With all the jockeying within the GOP there have been plenty of calls for a return to small government principles within the party and generic statements about various groups spoiling the supposed conservatism of the party but in a Los Angeles Times article yesterday Edward Crane sounded a call I never thought I would hear – The GOP Should Dump the Neocons. The first thing I had to do as I read that was confirm the accepted definition of “neocon” to decide if I could believe what I was reading and if there were any implications that I would disagree with. It turns out that I think I can fully agree with this position.
Crane starts by explaining how neoconservatives came to be such an integral part of the GOP and how that immediately twisted the conservative movement:
William F. Buckley {made} anti-communism the litmus test for joining the conservative movement. Dealing with the Soviets during the Cold War was clearly an important task, but it should not have opened the door of the limited-government movement to the neoconservatives, who are now — and always have been — advocates of big government.
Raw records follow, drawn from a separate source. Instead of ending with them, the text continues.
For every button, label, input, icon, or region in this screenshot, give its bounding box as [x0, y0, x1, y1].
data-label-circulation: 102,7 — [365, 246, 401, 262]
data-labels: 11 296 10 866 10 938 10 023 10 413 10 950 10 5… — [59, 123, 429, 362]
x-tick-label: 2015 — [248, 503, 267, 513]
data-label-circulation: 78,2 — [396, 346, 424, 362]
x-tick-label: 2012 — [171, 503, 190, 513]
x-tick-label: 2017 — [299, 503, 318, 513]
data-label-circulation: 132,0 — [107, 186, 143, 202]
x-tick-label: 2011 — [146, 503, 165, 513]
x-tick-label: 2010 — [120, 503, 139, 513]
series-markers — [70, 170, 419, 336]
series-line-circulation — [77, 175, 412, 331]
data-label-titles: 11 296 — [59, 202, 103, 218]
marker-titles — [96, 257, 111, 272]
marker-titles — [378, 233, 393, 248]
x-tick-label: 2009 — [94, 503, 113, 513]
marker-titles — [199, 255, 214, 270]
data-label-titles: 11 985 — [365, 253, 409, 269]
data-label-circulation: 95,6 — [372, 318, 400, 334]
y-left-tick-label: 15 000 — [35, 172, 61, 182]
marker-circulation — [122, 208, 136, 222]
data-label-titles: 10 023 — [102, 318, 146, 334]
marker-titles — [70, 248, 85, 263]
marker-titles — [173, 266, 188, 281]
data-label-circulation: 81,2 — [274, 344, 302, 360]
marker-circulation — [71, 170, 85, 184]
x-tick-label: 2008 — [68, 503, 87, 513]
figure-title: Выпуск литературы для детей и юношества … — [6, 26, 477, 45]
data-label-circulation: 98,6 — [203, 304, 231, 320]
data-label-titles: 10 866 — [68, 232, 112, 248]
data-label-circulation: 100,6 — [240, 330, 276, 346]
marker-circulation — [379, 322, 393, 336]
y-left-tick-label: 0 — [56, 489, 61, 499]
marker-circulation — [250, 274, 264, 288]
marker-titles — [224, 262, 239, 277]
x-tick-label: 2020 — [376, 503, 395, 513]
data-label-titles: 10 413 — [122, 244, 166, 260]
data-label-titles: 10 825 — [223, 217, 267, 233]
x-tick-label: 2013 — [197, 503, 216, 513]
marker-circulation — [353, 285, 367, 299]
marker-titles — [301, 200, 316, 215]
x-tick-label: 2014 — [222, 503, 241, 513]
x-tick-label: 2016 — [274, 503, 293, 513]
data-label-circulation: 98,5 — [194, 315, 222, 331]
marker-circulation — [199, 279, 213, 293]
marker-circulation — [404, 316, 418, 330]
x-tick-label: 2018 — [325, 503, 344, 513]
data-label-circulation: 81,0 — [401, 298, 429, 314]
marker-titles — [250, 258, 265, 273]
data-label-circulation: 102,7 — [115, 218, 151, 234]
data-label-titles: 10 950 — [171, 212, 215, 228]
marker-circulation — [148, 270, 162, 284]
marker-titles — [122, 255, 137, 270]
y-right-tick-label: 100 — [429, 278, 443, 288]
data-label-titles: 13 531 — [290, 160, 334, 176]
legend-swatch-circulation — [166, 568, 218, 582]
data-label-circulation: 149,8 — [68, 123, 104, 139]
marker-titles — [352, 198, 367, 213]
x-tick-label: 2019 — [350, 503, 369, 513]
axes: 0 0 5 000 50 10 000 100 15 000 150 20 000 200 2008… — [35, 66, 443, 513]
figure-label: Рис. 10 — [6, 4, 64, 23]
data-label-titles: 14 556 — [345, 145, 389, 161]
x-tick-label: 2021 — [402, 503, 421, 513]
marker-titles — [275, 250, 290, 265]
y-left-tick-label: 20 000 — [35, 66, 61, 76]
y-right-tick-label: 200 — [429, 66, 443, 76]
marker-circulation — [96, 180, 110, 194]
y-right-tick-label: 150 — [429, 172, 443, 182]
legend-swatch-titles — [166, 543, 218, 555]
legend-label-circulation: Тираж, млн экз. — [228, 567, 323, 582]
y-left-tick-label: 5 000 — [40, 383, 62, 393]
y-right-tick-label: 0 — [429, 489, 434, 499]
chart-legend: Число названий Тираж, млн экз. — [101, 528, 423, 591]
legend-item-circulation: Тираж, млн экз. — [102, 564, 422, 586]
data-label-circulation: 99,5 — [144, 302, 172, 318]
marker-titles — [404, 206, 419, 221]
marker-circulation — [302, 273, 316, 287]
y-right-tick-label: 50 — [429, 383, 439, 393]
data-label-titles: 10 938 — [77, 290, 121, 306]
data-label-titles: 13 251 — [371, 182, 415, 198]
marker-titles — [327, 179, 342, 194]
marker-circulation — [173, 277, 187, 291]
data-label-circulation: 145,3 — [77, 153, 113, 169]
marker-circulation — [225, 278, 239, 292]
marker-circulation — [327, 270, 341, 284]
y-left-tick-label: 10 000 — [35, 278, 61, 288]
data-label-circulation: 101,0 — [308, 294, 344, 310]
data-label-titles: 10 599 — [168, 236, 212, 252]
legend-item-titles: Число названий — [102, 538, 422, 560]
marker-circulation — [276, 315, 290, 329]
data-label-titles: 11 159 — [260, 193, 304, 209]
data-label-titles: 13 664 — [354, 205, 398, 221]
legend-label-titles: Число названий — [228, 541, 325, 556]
With the neocon foot in the policymaking door after the Cold War ended, the drumbeat for war in Iraq began in earnest a decade before 9/11.
I had always understood neoconservatives to be proponents of an interventionist foreign policy – which already made me uncomfortable with that wing of the party – but then Crane goes on to show how neoconservatives do not stop at an aggressive foreign policy:
It is important to realize that neocons are not just nation-building, America-first advocates. They like big government across the board. . . Consider this comment from the late Irving Kristol . . . “Neocons do not feel that kind of alarm or anxiety about the growth of the state in the past century, seeing it as natural, indeed inevitable.”
That was where I really began to think about what we were dealing with here. I agree with Kristol that growth in government power is a natural phenomenon. It is a function of human nature, especially among those who have achieved positions of power within the system, to seek to bolster the systems they are familiar with and to turn to familiar tools to solve emerging challenges. On the other hand I cannot accept that such growing power is inevitable, nor that simply allowing nature to take its course is always desirable. In fact, allowing nature to take its course is rarely desirable – intervention in natural processes and systems is the hallmark of civilization.
Government itself is an intervention on the natural system of anarchy (I mean anarchy as individual choice without any central establishment of authority). As with all human intervention it is most valuable to intervene in a way that works with the natural course, channeling or transforming it to something more suitable to the needs of society, rather than either of the extreme positions of killing nature or throwing up our hands and being swept along in the current of natural forces.
Crane identifies what he calls the “insidious philosophy” underlying neoconservatism with a quote from David Brooks:
Ultimately, American purpose can find its voice only in Washington.
That is a scary thought. American greatness has always been based on enlightened individualism. The nation was founded on the idea that government should be limited so that individuals could thrive. If American purpose can only find its voice in Washington then individuals cannot expect to choose what is best for them with a healthy regard for how that affects those around them, instead the individual must wither so that the collective can flourish.
Speaking only for myself, I would much rather be an individual organism seeking to find a place within the societal ecosystem where I can bloom and grow myself while contributing to the health and well-being of the environment I live in rather than being a Borg with no individual identity devoted solely to the good of the collective whose very existence has no value unless it benefits the (Washington) collective.